Le point culminant du premier acte est le moment où Dragana insiste pour annuler tout le mariage, et où Leso accepte l'"accord" suivant : il sera annulé après avoir été célébré tout de même, pour éviter l'embarras qu'une absence totale de cérémonie causerait vi-à-vis des invités et des locaux. La partie médiane hérisse le spectateur : on y voit Momo tout excité d'aborder cette journée dont il pense qu'elle va être la première du reste d'une vie heureuse, car il ignore encore tout du vilain choc qui l'attend, celui du statut "en blanc" de la célébration. La mise en scène de Marinović transcende la légèreté de "dernier épisode d'un sitcom" que les interprétations enlevées et le sens de la répartie des dialogues suggèrent, tout en esquivant également une austérité tchékhovienne où le rire serait trop vite éclipsé par des larmes amères.

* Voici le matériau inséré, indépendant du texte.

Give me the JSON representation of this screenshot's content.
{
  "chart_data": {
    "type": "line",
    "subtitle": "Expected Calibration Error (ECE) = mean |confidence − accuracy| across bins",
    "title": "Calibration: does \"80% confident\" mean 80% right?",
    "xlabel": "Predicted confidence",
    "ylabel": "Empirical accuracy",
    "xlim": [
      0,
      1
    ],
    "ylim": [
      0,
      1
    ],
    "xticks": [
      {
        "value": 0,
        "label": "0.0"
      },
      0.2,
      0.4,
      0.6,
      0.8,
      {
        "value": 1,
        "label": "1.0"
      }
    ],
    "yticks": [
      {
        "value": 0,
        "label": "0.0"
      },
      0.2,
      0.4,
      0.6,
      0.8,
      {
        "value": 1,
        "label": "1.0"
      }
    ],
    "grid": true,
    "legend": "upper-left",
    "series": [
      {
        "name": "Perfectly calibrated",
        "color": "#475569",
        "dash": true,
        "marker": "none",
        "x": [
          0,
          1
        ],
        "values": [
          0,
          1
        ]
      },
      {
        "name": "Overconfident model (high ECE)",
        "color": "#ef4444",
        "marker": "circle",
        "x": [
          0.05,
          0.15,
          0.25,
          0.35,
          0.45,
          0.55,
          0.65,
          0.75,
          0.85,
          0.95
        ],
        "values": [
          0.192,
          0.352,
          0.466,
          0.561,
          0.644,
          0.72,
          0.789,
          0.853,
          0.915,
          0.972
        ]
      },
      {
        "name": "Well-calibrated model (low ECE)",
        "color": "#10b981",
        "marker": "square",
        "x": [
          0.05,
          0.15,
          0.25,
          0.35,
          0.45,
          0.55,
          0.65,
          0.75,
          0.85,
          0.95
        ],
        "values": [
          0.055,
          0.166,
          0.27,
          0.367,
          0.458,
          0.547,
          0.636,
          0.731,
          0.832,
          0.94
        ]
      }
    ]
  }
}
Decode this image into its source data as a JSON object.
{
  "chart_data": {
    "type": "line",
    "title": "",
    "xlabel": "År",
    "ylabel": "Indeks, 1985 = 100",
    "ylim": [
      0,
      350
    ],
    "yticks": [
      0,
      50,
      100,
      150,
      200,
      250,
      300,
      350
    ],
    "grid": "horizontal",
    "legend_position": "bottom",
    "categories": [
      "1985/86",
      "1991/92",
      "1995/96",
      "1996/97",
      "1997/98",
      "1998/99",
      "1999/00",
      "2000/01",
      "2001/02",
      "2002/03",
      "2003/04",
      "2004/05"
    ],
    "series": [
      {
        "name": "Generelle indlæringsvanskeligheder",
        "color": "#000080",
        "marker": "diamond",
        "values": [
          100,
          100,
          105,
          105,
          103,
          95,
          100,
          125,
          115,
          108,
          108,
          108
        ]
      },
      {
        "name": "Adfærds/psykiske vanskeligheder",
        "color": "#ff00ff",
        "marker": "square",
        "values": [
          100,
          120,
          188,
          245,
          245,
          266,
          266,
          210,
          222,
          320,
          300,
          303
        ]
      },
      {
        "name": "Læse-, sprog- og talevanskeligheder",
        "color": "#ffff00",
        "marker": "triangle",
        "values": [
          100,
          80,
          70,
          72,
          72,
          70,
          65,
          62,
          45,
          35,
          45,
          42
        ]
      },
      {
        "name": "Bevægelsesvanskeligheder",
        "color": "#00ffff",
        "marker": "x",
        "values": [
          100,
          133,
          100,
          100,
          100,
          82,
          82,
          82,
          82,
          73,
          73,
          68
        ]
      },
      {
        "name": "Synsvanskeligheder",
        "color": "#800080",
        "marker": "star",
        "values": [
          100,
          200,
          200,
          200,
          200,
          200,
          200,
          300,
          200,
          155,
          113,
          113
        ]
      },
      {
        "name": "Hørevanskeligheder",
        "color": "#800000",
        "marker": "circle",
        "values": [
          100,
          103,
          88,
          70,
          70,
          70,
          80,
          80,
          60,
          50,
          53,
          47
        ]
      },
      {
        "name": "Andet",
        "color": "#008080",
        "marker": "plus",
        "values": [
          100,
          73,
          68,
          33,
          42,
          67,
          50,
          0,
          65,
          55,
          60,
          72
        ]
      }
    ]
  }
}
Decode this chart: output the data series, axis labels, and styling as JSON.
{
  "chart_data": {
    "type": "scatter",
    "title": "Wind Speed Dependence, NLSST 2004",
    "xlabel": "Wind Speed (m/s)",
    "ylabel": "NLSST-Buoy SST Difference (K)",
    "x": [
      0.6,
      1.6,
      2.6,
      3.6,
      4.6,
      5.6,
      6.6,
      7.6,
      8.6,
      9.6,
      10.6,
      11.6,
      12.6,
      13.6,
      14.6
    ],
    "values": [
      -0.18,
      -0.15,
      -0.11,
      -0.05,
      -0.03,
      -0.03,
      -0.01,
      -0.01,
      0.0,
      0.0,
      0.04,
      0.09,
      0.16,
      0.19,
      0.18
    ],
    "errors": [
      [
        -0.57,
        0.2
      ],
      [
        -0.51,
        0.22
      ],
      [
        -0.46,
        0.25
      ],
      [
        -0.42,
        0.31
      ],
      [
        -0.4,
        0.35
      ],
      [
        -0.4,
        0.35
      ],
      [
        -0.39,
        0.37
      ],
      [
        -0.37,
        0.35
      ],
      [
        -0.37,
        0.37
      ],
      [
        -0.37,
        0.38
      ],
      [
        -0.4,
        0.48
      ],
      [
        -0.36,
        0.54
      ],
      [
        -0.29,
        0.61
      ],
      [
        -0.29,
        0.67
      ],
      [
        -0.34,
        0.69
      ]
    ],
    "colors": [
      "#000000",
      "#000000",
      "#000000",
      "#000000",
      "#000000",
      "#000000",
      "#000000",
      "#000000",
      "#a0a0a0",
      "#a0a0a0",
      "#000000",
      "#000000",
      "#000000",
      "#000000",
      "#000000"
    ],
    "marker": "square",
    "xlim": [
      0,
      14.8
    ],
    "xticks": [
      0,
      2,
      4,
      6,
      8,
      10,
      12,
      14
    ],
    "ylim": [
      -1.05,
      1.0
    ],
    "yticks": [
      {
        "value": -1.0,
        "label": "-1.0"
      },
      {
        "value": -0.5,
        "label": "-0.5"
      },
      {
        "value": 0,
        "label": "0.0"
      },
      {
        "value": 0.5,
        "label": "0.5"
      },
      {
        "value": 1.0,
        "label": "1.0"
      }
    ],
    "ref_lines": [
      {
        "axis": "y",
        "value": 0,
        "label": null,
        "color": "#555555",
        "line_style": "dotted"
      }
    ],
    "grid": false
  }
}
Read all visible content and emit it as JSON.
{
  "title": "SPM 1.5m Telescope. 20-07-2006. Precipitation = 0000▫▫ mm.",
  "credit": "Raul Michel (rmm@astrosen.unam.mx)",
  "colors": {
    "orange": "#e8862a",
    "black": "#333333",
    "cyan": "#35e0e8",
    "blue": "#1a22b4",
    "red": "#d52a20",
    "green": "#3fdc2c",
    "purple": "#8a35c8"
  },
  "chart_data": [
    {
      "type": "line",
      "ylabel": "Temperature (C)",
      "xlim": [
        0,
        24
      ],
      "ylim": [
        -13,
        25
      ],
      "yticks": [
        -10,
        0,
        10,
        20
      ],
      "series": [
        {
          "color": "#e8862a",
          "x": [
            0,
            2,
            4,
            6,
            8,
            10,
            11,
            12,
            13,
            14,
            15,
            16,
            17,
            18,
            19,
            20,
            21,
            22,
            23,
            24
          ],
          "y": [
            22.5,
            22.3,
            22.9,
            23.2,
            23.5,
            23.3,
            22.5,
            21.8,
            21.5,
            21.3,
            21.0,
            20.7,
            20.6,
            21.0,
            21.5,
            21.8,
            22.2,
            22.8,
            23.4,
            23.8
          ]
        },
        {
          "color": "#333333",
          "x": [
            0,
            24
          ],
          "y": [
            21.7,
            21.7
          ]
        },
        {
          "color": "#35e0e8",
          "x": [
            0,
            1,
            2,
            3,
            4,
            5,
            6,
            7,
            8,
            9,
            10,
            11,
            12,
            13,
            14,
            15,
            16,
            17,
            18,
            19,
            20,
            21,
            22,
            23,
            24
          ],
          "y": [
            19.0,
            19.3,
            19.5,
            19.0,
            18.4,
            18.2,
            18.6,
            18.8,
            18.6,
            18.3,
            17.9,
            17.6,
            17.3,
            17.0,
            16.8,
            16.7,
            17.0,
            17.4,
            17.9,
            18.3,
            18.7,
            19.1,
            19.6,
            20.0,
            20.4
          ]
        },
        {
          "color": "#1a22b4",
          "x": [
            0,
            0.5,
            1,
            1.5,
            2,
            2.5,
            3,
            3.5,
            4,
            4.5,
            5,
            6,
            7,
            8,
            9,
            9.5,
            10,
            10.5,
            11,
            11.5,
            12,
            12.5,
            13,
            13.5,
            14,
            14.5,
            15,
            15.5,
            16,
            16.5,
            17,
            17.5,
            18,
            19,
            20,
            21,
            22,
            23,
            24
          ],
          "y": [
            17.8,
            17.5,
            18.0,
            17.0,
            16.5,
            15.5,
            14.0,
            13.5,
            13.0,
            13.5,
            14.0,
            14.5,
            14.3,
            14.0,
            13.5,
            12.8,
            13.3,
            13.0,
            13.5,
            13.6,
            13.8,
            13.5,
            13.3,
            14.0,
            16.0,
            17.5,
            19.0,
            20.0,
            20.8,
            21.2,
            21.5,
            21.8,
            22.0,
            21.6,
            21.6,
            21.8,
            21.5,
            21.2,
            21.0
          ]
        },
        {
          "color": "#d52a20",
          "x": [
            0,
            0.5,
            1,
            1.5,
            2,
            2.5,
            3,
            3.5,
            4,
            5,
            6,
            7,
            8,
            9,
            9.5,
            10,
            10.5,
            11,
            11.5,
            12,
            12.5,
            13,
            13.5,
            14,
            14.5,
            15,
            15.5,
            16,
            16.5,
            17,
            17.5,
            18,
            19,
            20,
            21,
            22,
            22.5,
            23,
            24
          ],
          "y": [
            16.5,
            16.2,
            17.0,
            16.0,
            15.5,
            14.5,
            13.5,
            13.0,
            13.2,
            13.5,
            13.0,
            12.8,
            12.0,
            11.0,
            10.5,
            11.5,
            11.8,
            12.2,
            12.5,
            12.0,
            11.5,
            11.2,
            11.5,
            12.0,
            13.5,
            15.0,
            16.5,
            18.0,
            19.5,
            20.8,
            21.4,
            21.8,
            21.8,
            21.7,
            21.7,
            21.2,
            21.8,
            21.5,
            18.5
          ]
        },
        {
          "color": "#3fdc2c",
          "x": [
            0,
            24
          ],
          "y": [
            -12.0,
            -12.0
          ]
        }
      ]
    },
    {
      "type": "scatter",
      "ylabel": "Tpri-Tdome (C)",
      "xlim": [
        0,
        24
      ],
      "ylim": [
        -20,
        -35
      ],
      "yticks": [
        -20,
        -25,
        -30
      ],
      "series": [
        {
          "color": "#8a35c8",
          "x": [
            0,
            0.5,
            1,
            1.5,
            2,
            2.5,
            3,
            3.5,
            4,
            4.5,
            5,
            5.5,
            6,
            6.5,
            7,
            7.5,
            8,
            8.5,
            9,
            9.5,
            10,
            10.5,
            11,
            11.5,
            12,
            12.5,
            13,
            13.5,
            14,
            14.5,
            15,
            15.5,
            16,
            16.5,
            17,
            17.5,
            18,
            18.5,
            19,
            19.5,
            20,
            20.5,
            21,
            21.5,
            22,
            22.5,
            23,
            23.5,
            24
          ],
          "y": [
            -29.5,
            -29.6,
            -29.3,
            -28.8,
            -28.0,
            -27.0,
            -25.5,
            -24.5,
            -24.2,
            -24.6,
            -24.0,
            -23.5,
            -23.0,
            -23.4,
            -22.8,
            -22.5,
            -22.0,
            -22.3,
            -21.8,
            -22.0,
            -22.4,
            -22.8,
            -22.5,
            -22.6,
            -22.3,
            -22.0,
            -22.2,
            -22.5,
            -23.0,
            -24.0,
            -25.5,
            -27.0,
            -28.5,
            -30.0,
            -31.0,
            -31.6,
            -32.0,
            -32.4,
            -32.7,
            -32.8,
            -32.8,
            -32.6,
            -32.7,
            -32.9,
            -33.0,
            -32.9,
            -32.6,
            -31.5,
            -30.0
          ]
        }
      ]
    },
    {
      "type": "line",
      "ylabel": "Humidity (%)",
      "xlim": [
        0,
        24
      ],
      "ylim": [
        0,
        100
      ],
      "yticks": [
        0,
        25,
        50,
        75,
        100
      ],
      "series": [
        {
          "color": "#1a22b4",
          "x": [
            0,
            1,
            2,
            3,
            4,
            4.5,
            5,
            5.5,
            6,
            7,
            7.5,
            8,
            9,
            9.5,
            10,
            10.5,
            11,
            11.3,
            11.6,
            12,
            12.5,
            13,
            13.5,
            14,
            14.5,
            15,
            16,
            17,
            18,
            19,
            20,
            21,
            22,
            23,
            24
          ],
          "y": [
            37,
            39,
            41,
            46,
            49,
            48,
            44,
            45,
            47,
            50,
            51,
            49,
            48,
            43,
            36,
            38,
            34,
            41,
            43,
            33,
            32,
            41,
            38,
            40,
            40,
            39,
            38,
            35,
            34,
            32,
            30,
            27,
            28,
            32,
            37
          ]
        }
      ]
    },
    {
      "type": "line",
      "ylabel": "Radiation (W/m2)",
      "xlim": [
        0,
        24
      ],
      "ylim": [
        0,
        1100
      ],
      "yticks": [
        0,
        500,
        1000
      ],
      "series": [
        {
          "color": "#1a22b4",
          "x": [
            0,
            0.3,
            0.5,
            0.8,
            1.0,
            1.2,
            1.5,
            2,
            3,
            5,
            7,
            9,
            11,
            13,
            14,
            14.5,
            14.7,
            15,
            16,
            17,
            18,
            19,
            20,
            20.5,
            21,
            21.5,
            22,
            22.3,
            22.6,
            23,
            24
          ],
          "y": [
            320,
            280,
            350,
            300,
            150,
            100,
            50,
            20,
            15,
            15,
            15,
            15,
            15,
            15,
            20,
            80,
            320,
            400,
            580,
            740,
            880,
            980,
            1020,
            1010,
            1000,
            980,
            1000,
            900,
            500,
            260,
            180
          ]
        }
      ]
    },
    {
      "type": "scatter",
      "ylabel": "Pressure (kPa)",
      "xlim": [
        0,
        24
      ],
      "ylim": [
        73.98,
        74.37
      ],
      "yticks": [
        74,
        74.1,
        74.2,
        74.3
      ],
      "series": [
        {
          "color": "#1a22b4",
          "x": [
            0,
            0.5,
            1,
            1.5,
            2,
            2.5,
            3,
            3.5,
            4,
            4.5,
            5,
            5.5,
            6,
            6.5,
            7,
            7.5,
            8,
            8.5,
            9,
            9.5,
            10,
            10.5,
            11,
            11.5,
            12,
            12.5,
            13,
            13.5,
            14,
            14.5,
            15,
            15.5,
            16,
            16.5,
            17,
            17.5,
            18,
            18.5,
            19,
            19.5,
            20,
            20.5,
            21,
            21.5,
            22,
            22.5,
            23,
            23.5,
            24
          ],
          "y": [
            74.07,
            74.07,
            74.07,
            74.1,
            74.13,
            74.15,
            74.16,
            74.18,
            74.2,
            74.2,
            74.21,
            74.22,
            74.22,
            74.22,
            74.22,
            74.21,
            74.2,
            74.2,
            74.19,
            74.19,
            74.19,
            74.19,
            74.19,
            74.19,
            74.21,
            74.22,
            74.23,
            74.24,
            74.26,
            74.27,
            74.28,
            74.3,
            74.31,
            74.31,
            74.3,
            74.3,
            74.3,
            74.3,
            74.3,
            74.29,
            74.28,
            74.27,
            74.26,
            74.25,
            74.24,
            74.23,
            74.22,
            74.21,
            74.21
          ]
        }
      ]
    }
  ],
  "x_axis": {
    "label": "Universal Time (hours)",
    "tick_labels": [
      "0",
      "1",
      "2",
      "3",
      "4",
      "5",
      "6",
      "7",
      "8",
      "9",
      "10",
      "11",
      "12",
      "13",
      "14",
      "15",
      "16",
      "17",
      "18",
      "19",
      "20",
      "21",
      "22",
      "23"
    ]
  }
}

La seule sous-intrigue, assez peu développée, implique le frère de Leso, Lavandulo (Nikola Ristanovski), qui ne voit plus sa famille depuis longtemps. Ce dernier, qui a vécu dans de nombreux pays, été marié trois fois, représente une vaste expérience du monde qui tranche avec toutes les traditions et les personnages locaux qu’on voit ici, tout en faisant ressortir le fait que ces derniers conservent en revanche leur intégrité et leur attitude sans prétention, ce qui est attachant. Forever Hold Your Peace évoque méticuleusement l'ambiance du dîner post-cérémonie et festivités qui tourne mal et devient acrimonieux, laissant petit à petit à chaque invité le sentiment qu'il est de trop et n'est pas vraiment le bienvenu, mais la matière du film et la progression de l'intrigue sont hélas trop minces. L'ensemble repose beaucoup trop sur l’atmosphère animée des Balkans et n'arrive pas à rendre avec précision la douleur de chaque personnage.
Forever Hold Your Peace est une coproduction entre le Monténégro, la Serbie, la République tchèque, la Croatie, la Macédoine du Nord et la Slovénie qui a réuni les efforts des sociétés Adriatic Western, Sense Production, Analog Vision, Kinorama, Krug Film et SPOK Films.